Intentamos llegar al lago Groom, en el estado de Nevada. Mi abuelo había trabajado en la minas de plomo y plata ubicadas al el sur de la Cordillera Goom. Así que conocía los vericuetos de caminos para llegar al lago. Caminamos durante cuatro horas. Sólo descansamos unos minutos para beber agua y comer una carne seca que compramos el día anterior en una tienda mexicana llamada “El Paisano” en Santa Fe New Mexico. Al bajar por un acantilado, difícil pero caminable, logramos ver la blancura proyectada del salar. Al sur, dos rectas paralelas ratificaban las pistas de aterrizaje. De repente sentí que me jalaban de la camisa a la altura del hombro izquierdo.

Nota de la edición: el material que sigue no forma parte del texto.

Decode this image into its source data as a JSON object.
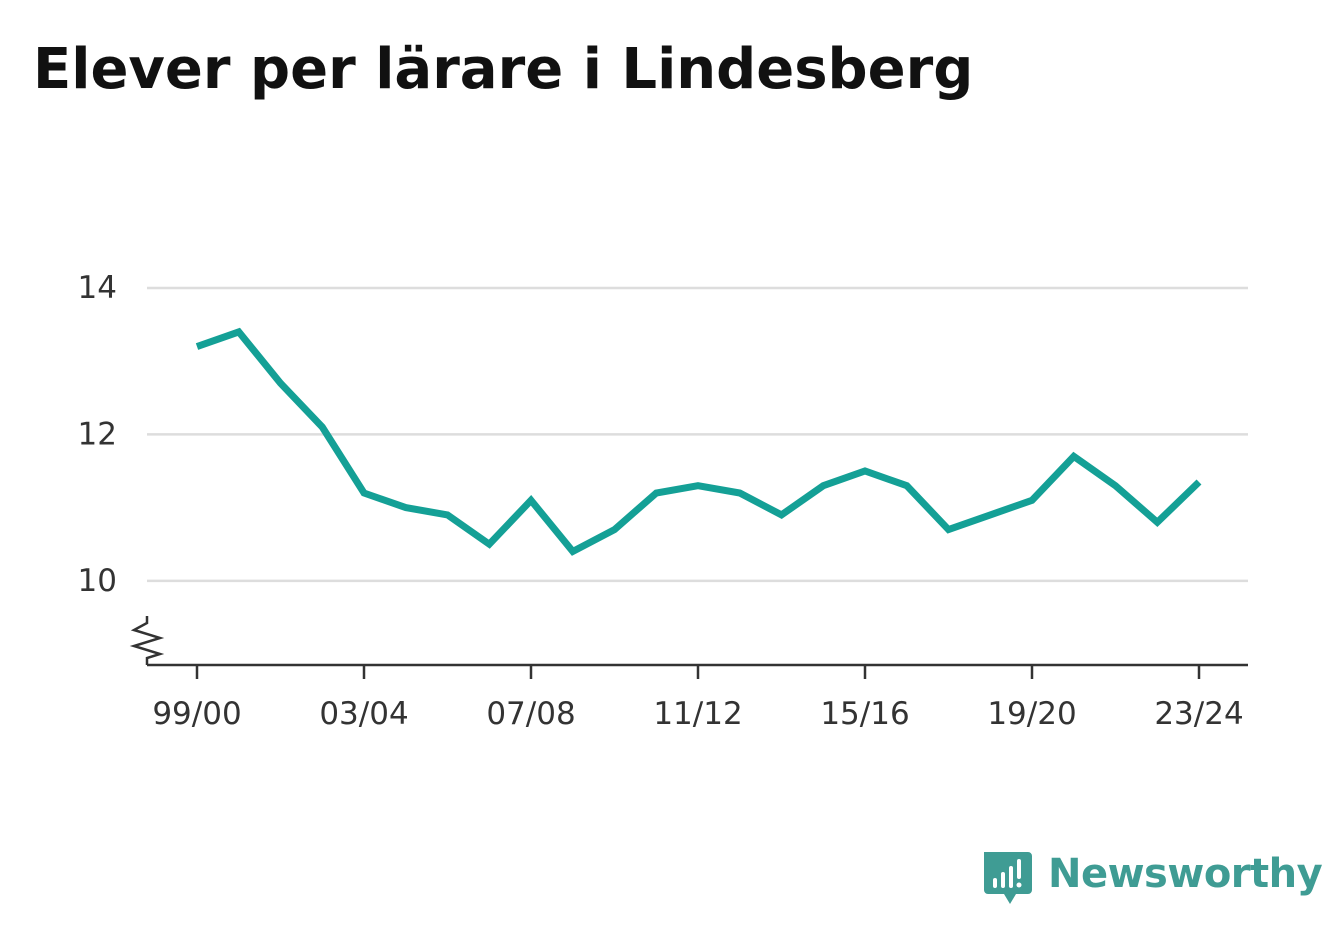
{
  "title": "Elever per lärare i Lindesberg",
  "brand": {
    "name": "Newsworthy",
    "color": "#3f9c94",
    "icon": "newsworthy-logo-icon"
  },
  "colors": {
    "line": "#14a096",
    "grid": "#dddddd",
    "axis": "#333333"
  },
  "chart_data": {
    "type": "line",
    "title": "Elever per lärare i Lindesberg",
    "xlabel": "",
    "ylabel": "",
    "ylim": [
      8.85,
      14
    ],
    "y_ticks": [
      10,
      12,
      14
    ],
    "y_tick_labels": [
      "10",
      "12",
      "14"
    ],
    "y_axis_break": true,
    "x_tick_labels": [
      "99/00",
      "03/04",
      "07/08",
      "11/12",
      "15/16",
      "19/20",
      "23/24"
    ],
    "x_tick_positions": [
      "99/00",
      "03/04",
      "07/08",
      "11/12",
      "15/16",
      "19/20",
      "23/24"
    ],
    "grid": true,
    "legend": "none",
    "categories": [
      "99/00",
      "00/01",
      "01/02",
      "02/03",
      "03/04",
      "04/05",
      "05/06",
      "06/07",
      "07/08",
      "08/09",
      "09/10",
      "10/11",
      "11/12",
      "12/13",
      "13/14",
      "14/15",
      "15/16",
      "16/17",
      "17/18",
      "18/19",
      "19/20",
      "20/21",
      "21/22",
      "22/23",
      "23/24"
    ],
    "values": [
      13.2,
      13.4,
      12.7,
      12.1,
      11.2,
      11.0,
      10.9,
      10.5,
      11.1,
      10.4,
      10.7,
      11.2,
      11.3,
      11.2,
      10.9,
      11.3,
      11.5,
      11.3,
      10.7,
      10.9,
      11.1,
      11.7,
      11.3,
      10.8,
      11.35
    ]
  }
}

Mi amigo, que hasta ese momento se dejaba guiar como un corderillo temeroso, me señaló a un guardia, que pertrechado en la cima de una colina, vigilaba con dominio de visión todo el panorama. -Si nos atrapan soy ente muerto, me dijo. Ante la agitación no medité sus palabras, Comenzamos a sudar copiosamente, yo lo veía de reojo y mi amigo mostraba ya los síntomas de la desesperación. Todo indicaba que no lograría acercarse a las pistas de aterrizaje. Ya había intentado en Roswell hacer contacto con un amigo de otro amigo de mi abuelo; parece ser que el contacto se esfumó sin dejar rastro. De repente mi amigo comenzó a disparar con su cámara fotográfica ráfagas de tomas de las pistas de aterrizaje. Siempre creí que era un reportero gráfico; trabajaba en una revista de divulgación científica, pero ahora ya no sé que creer. Sin decir palabra, me lanzó un gesto de resignación y comenzó a descender a toda prosa hacia las pistas. Comprendí que era inútil seguirlo. El llamado de un destino inexplicable para mí, lo había desbordado.
Tenía razón mi abuelo, cuando decía que: hay entes que buscan despegar al saberse atrapados en un mundo que no es el suyo.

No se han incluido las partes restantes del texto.